# Stupid electronic stuff... in my lounge...



## hairychris (Oct 27, 2012)

Not exactly guitar related, but polyrhythmic nonsense.

MFB Megazwerg and Doepfer Dark Energy hooked to a desk and controlled by a 25 key midi keyboard.

These babies are semi-modular which involves a whole bunch of good fun hooking them up using 3.5mm patch cables....

BTW for the Dark Energy I have a splitter on the audio out feeding back into the audio in. It makes it about 666x more brutal.


----------



## Given To Fly (Oct 27, 2012)

Nice! I'll be honest, I do not know what the MFB Megazwerg and Doepfer Dark Energy are doing to create/affect the sound. Are they synth/sequencers?


----------



## FireInside (Oct 27, 2012)

Pretty damn cool.


----------



## hairychris (Oct 29, 2012)

FireInside said:


> Pretty damn cool.



Cheers dood!



Given To Fly said:


> Nice! I'll be honest, I do not know what the MFB Megazwerg and Doepfer Dark Energy are doing to create/affect the sound. Are they synth/sequencers?

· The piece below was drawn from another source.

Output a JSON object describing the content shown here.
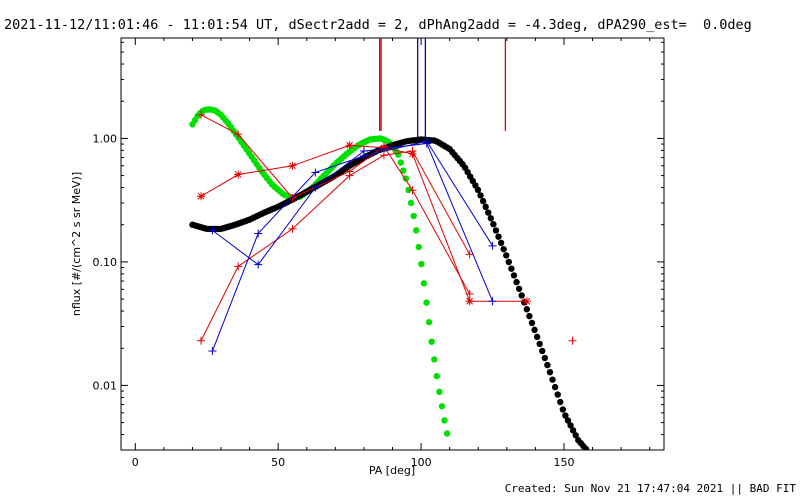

They're both monophonic analogue synths. The main/bass noise is from the Doepfer (Dark Energy) feeding back with itself and then put through the delay of the MFB (Megazwerge). The MFB has a 4 step analogue sequence which I use to create beat.

The real fun is being able to patch the individual components together and have them interact with each other.


----------



## johnny666 (Nov 22, 2012)

Thats pretty cool I would love to get my hands on some analogue gear


----------